Saturday, November 5, 2016

Remembering Nancy Phillips

There are all kinds of family. This is a photo of one of my families, my writers group.

It's been meeting for decades I think. I've only been part of it since 2003 or 2004. We meet twice a month in each other's homes. Two of us live/d in Loveland; four, in Fort Collins; one each in Bellvue and Wellington. We bring whatever we've been working on, read it, and get feedback that inevitably helps us make our prose or poetry better. Without this group, my memoir, Tree Lines, and my new book, Family Time, would still be in my head or in a box on a shelf. But they've both been published. 
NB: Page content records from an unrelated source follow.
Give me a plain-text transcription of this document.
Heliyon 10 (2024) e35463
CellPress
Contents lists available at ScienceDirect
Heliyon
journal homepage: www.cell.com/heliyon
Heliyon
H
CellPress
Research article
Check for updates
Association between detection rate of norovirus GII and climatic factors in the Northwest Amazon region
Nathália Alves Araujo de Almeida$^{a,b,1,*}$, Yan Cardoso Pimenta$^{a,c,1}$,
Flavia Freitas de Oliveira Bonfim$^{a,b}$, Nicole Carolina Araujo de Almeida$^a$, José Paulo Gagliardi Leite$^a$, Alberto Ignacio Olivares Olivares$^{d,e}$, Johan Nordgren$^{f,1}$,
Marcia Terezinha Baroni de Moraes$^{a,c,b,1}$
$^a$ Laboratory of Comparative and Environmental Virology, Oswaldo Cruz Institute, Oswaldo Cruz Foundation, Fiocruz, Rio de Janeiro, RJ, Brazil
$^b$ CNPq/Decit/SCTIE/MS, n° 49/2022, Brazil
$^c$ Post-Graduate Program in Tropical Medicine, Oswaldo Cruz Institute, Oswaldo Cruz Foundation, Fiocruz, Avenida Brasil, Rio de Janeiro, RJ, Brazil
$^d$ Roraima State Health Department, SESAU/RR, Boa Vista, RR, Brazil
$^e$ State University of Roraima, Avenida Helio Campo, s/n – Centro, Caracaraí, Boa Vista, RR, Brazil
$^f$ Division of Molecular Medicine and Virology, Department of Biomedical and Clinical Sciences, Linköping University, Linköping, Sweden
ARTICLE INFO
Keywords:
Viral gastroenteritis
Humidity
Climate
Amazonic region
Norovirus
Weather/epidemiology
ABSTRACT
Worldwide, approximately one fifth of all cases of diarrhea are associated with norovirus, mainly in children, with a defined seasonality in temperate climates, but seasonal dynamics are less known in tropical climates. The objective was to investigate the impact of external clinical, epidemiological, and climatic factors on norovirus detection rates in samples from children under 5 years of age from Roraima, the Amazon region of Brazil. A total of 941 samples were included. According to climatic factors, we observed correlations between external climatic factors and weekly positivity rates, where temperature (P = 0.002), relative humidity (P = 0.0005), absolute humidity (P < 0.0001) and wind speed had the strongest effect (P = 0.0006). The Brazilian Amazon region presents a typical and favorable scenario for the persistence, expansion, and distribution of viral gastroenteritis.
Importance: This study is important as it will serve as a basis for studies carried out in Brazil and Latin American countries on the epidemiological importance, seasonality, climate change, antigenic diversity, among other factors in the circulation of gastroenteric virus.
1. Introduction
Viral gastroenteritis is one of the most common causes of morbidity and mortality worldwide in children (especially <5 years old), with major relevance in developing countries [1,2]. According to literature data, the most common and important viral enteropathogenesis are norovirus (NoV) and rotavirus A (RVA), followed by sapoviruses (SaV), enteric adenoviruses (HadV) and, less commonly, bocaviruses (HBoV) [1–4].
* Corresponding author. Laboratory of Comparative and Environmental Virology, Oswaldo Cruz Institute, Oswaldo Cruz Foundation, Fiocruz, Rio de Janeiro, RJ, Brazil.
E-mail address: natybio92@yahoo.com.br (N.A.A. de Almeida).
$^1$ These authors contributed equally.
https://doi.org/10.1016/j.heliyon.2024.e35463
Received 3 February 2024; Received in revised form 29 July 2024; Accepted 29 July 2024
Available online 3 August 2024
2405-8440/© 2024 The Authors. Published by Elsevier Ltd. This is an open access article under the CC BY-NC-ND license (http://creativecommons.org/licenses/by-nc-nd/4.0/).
If that is all our writers group did, it would be enough. But our meetings and between-meetings communications weave us, inextricably, into family.

In the photograph, Gary Raham, Clare Rutherford, Nancy Burns, and Beverly Haley are standing behind the couch. Judie Freeland, Susan Quinlan, Nancy Phillips and I (Mim Neal, holding Herbie the cat) are seated.

Nancy Phillips and I were the Loveland contingent. She used to drive her vintage jeep to my house and I would drive us to wherever we were meeting. Even though our hosts always provide refreshments, Nancy and I would often go out to lunch afterward. That's more than a decade of drive-time and lunch-time conversations.

A few years ago, Nancy was diagnosed with cancer. There were operations and hospital and nursing home stays. But she always came back. She knew (we all knew) that the cancer would win. She carried on, never sinking into either despair or self-pity. Still writing. Our group formed Penstemon Publications and published one of the dozens of completed manuscripts Nancy had created and stowed away. Tardy Justice is a great book, an historical novel set in early Leadville, Colorado. Every detail is carefully crafted. She even read old magazines to determine which colloquialisms were period-appropriate.

Her participation in our group lessened as her illness grew worse. I was out of town when she went into the hospital for the last time.  When I returned, I visited her a few more times. I had made her promise to stick around long enough to hear about my son's wedding. I told the story but I don't know if she heard.

Nancy Phillips died at 5:30 a.m. Tuesday, November 1, 2016.

She enriched the lives of all who knew her. 

She is deeply missed.


1 comment:

  1. Thank you, Mim. I'm sorry that Nancy died, but how wonderful that you all published her work. My thoughts for you all. How much a writers' group nurtures us.